L’égalité ou un sort?
Ce dimanche, comme beaucoup de monde au Canada, j’ai eu l’occasion de distribuer des dizaines de bonbons – pas du tout écologiques dans leurs emballages en plastique individuels – à une ribambelle de vampires, sorcières, princesses et zombies en tous genres venu·es toquer à ma porte, avides de sucre et de colorants chimiques.
Si mon cœur fond toujours devant la mignonnerie des plus jeunes, aux pas incertains et au courage menaçant de prendre le bord au moindre bruit suspect, certains costumes sont aussi un cruel rappel de la course inéluctable du temps et de l’obsolescence programmée de ma coolitude. Non, mais vous connaissez Stella, de la Pat Patrouille, vous?
Mais trêve d’auto-apitoiement. Chaque année, Halloween me donne l’occasion de me livrer à quelques observations sociologiques intéressantes. Et c’est plutôt de ça dont je vais vous parler.
Le mépris du rose
Si j’ai vu de nombreuses superhéroïnes, quelques guerrières et même une scientifique plutôt inquiétante sur mon perron cette fin de semaine, je n’ai vu absolument aucun garçon déguisé en princesse, en fée, ou en princesse-fée – qui sont les trois options les plus populaires dans les rayons « filles » des boutiques de costumes de fête si je me fie à ma propre expérience.
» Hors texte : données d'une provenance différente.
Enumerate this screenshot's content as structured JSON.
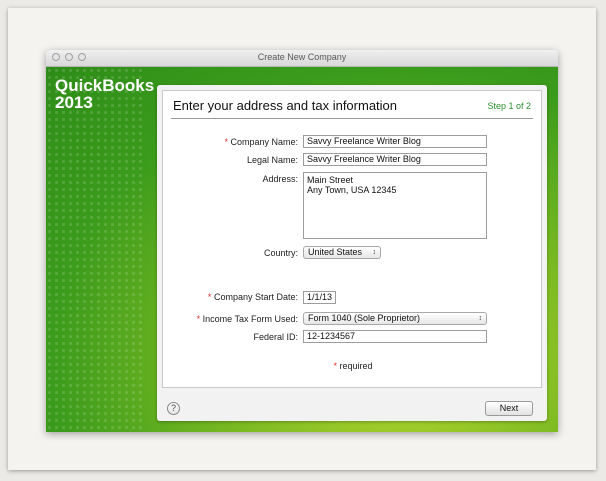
{
  "window": {
    "title": "Create New Company"
  },
  "brand": {
    "line1": "QuickBooks",
    "line2": "2013"
  },
  "header": {
    "title": "Enter your address and tax information",
    "step": "Step 1 of 2"
  },
  "form": {
    "required_mark": "*",
    "company_name": {
      "label": "Company Name:",
      "value": "Savvy Freelance Writer Blog"
    },
    "legal_name": {
      "label": "Legal Name:",
      "value": "Savvy Freelance Writer Blog"
    },
    "address": {
      "label": "Address:",
      "line1": "Main Street",
      "line2": "Any Town, USA 12345"
    },
    "country": {
      "label": "Country:",
      "value": "United States"
    },
    "start_date": {
      "label": "Company Start Date:",
      "value": "1/1/13"
    },
    "tax_form": {
      "label": "Income Tax Form Used:",
      "value": "Form 1040 (Sole Proprietor)"
    },
    "federal_id": {
      "label": "Federal ID:",
      "value": "12-1234567"
    },
    "required_note": "required"
  },
  "footer": {
    "help": "?",
    "next_label": "Next"
  },
  "colors": {
    "brand_green": "#3b9b1c",
    "step_green": "#2a8f2e",
    "required_red": "#e0302b"
  }
}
Comme souvent, alors que les filles s’approprient les codes « masculins » avec une certaine facilité – gagnée de haute lutte je vous l’accorde – l’inverse est rarement vrai. Quand Kylie, 8 ans, veut se déguiser en Spider-Man, tout le monde trouve ça mignon. Quand Marc, 8 ans, réclame un costume de Reine des neiges, on l’oriente gentiment vers une autre option.
Et voilà comment s’inscrit insidieusement dans les petites têtes qu’il y a quelque chose d’un peu honteux pour un homme à vouloir ressembler à une femme, même si c’est le personnage principal du dessin animé qu’il regarde tous les jours depuis six mois. Que les « trucs de filles » sont quand même moins bien que les « trucs de gars » et qu’il est au final bien normal de les mépriser un peu, ces nunuches en robe pailletée.
La plupart du temps, ce seront des gestes inconscients, des petites phrases innocentes et des refus à peine formulés. Des « ça c’est pour les filles » et des « oh, tu sais, les garçons sont comme ça ». Rien de bien grave, rien d’ouvertement sexiste ou rétrograde. Juste un regard de côté, un t-shirt rose rangé au fond du placard, un rire un peu gêné.
Je ne dis pas que les parents ou les enseignant·es font mal leur job – loin de moi cette idée, mon Dieu que je respecte leur dévouement et leur patience en ces temps de télétravail et d’école à la maison. Mais à la croisée des frontières du genre, encore aujourd’hui, les filles montent en grade quand les garçons déchoient, merci au patriarcat.
Des répercussions à long terme
Vous allez me dire que je chiale encore pour pas grand-chose et qu’il y a plus important qu’un costume d’Halloween. C’est vrai. Mais la construction sociale genrée de nos enfants a des répercussions majeures sur leur avenir, sur leurs chances de réussite et leur épanouissement.
En n’encourageant pas nos garçons à explorer des modèles féminins forts, nous les privons de tout un éventail de couleurs, d’émotions, de compétences qui leur seront utiles toute leur vie et nous renforçons chez nos filles l’idée qu’elles ne seront jamais suffisamment bien.
Tout le monde a le droit aux paillettes, aux jupes qui tournent comme aux pantalons qu’on peut tacher, au rose comme au noir, au pelucheux comme au pointu. Réinventons les règles du jeu.